Traditionally, Third World housing has been incremental and the incremental model is endorsed by Correa because it allows families to build according to their perceived needs when capital becomes available. Incrementality acts as a spur to producing housing quickly because people who build their own houses are highly motivated to complete the job. Correa hopes that his own, strong, architectural expression will quickly be overlaid with the accretions of individualistic additions. And he believes that, if the project really works, intrinsic Indian decorative sensibility for ‘low-energy high-visual’ effects will transform its rather Iberian first appearance. In India ‘even the poor people know that with things like mud, they can change their lives’.
At Belapur, Correa has been at least partially able to put into practice his notion of equity plots.
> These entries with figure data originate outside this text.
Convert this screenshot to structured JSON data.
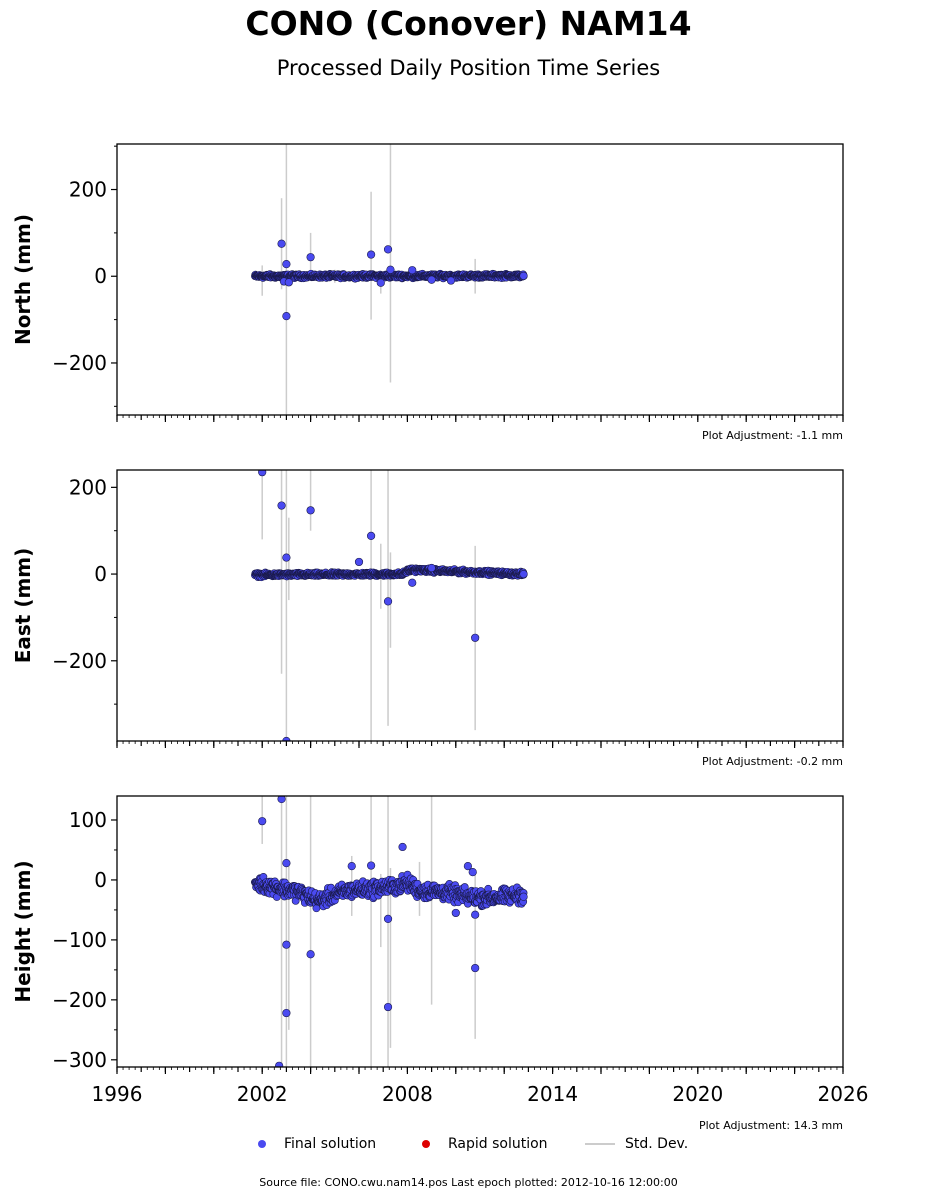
{
  "title": "CONO (Conover) NAM14",
  "subtitle": "Processed Daily Position Time Series",
  "legend": {
    "final": {
      "label": "Final solution",
      "color": "#4a4af0"
    },
    "rapid": {
      "label": "Rapid solution",
      "color": "#dd0000"
    },
    "stddev": {
      "label": "Std. Dev.",
      "color": "#cccccc"
    }
  },
  "footer": {
    "source": "Source file: CONO.cwu.nam14.pos  Last epoch plotted: 2012-10-16 12:00:00"
  },
  "chart_data": {
    "type": "scatter",
    "x_ticks": [
      "1996",
      "2002",
      "2008",
      "2014",
      "2020",
      "2026"
    ],
    "xlim": [
      1996,
      2026
    ],
    "data_range": [
      2001.7,
      2012.8
    ],
    "series": [
      {
        "ylabel": "North (mm)",
        "ylim": [
          -320,
          305
        ],
        "yticks": [
          -200,
          0,
          200
        ],
        "ytick_labels": [
          "−200",
          "0",
          "200"
        ],
        "plot_adjustment": "Plot Adjustment: -1.1 mm",
        "noise": 3,
        "trend_points": [
          [
            2001.7,
            0
          ],
          [
            2012.8,
            1
          ]
        ],
        "outliers": [
          [
            2002.8,
            75
          ],
          [
            2003.0,
            28
          ],
          [
            2003.0,
            -92
          ],
          [
            2002.9,
            -12
          ],
          [
            2003.1,
            -14
          ],
          [
            2004.0,
            44
          ],
          [
            2006.5,
            50
          ],
          [
            2007.2,
            62
          ],
          [
            2007.3,
            15
          ],
          [
            2006.9,
            -15
          ],
          [
            2008.2,
            14
          ],
          [
            2009.0,
            -8
          ],
          [
            2009.8,
            -10
          ],
          [
            2012.8,
            1
          ]
        ],
        "error_bars": [
          [
            2002.8,
            -30,
            180
          ],
          [
            2003.0,
            -320,
            305
          ],
          [
            2002.0,
            -45,
            25
          ],
          [
            2004.0,
            10,
            100
          ],
          [
            2006.5,
            -100,
            195
          ],
          [
            2006.9,
            -40,
            10
          ],
          [
            2007.3,
            -245,
            305
          ],
          [
            2010.8,
            -40,
            40
          ],
          [
            2005.0,
            -15,
            15
          ]
        ]
      },
      {
        "ylabel": "East (mm)",
        "ylim": [
          -385,
          240
        ],
        "yticks": [
          -200,
          0,
          200
        ],
        "ytick_labels": [
          "−200",
          "0",
          "200"
        ],
        "plot_adjustment": "Plot Adjustment: -0.2 mm",
        "noise": 3,
        "trend_points": [
          [
            2001.7,
            -2
          ],
          [
            2007.8,
            0
          ],
          [
            2008.1,
            10
          ],
          [
            2012.8,
            0
          ]
        ],
        "outliers": [
          [
            2002.0,
            235
          ],
          [
            2002.8,
            158
          ],
          [
            2003.0,
            38
          ],
          [
            2004.0,
            147
          ],
          [
            2006.5,
            88
          ],
          [
            2006.0,
            28
          ],
          [
            2007.2,
            -63
          ],
          [
            2010.8,
            -147
          ],
          [
            2003.0,
            -385
          ],
          [
            2008.2,
            -20
          ],
          [
            2009.0,
            14
          ],
          [
            2012.8,
            0
          ]
        ],
        "error_bars": [
          [
            2002.0,
            80,
            240
          ],
          [
            2002.8,
            -230,
            240
          ],
          [
            2003.0,
            -385,
            240
          ],
          [
            2003.1,
            -60,
            130
          ],
          [
            2004.0,
            100,
            240
          ],
          [
            2006.5,
            -385,
            240
          ],
          [
            2006.9,
            -80,
            70
          ],
          [
            2007.2,
            -350,
            240
          ],
          [
            2007.3,
            -170,
            50
          ],
          [
            2010.8,
            -360,
            65
          ]
        ]
      },
      {
        "ylabel": "Height (mm)",
        "ylim": [
          -312,
          140
        ],
        "yticks": [
          -300,
          -200,
          -100,
          0,
          100
        ],
        "ytick_labels": [
          "−300",
          "−200",
          "−100",
          "0",
          "100"
        ],
        "plot_adjustment": "Plot Adjustment: 14.3 mm",
        "noise": 9,
        "trend_points": [
          [
            2001.7,
            -5
          ],
          [
            2003.5,
            -20
          ],
          [
            2004.3,
            -35
          ],
          [
            2005.5,
            -18
          ],
          [
            2006.5,
            -15
          ],
          [
            2007.6,
            -10
          ],
          [
            2008.0,
            -5
          ],
          [
            2008.5,
            -18
          ],
          [
            2009.5,
            -20
          ],
          [
            2010.5,
            -28
          ],
          [
            2011.5,
            -30
          ],
          [
            2012.8,
            -25
          ]
        ],
        "outliers": [
          [
            2002.0,
            98
          ],
          [
            2002.8,
            135
          ],
          [
            2003.0,
            28
          ],
          [
            2003.0,
            -108
          ],
          [
            2003.0,
            -222
          ],
          [
            2002.7,
            -310
          ],
          [
            2004.0,
            -124
          ],
          [
            2006.5,
            24
          ],
          [
            2007.2,
            -212
          ],
          [
            2007.2,
            -65
          ],
          [
            2007.8,
            55
          ],
          [
            2010.8,
            -147
          ],
          [
            2010.8,
            -58
          ],
          [
            2010.0,
            -55
          ],
          [
            2010.5,
            23
          ],
          [
            2010.7,
            13
          ],
          [
            2005.7,
            23
          ],
          [
            2012.8,
            -28
          ]
        ],
        "error_bars": [
          [
            2002.0,
            60,
            140
          ],
          [
            2002.8,
            -312,
            140
          ],
          [
            2003.0,
            -312,
            140
          ],
          [
            2003.1,
            -250,
            30
          ],
          [
            2004.0,
            -312,
            140
          ],
          [
            2006.5,
            -312,
            140
          ],
          [
            2006.9,
            -112,
            10
          ],
          [
            2007.2,
            -312,
            140
          ],
          [
            2007.3,
            -280,
            20
          ],
          [
            2009.0,
            -208,
            140
          ],
          [
            2010.8,
            -265,
            10
          ],
          [
            2005.7,
            -60,
            40
          ],
          [
            2008.5,
            -60,
            30
          ]
        ]
      }
    ]
  }
}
He suggests that India’s violent divisions between rich and poor could be largely overcome if house plot sizes were rationed to between 50 and 100 square metres. On such sites, the poorest could have a couple of trees, a lean-to and a tethered goat; the richest could develop town houses as sophisticated as those in London or Udaipur. The Belapur plot sizes are between 45 m2 to 75 m2 and family incomes of the richest are five times those of the poorest - a quite astonishing ratio when compared to the social/economic monocultures of Western housing estates.
Of course, Belapur is not perfect. For a start, there are no tethered goats. It is still in many ways a middle-class housing scheme. It does nothing to relieve the torments of India’s very poor- except as paradigm. Nor is it clear how houses will be easy to expand incrementally. Pitched roofs and complicated sections do not make for very easy addition. But Belapur is a built manifesto and, like all manifestos, it tries to encompass everything. Correa has attempted a complex programme in which a revolutionary social proposal grows out of a deep appreciation of tradition. On top of all this is the architect’s own expression, and though this may perhaps seem limiting in terms of the overall programme, it is essential because the concept was born in the mind of a person who thinks in terms of forms and spaces.
It is easy to assume that people who imagine in this way can do nothing to combat the horrendous problems of Third World poverty, that the statistics of poverty are too overwhelming for any sensitive individual to copy. But as Correa asks ‘what is the moral advantage in not acting, in merely watching passively the slow degradation of life around you?’ Nothwithstanding its problems, Belapur is a noble creation- and one that has much to teach the First World as well as the Third.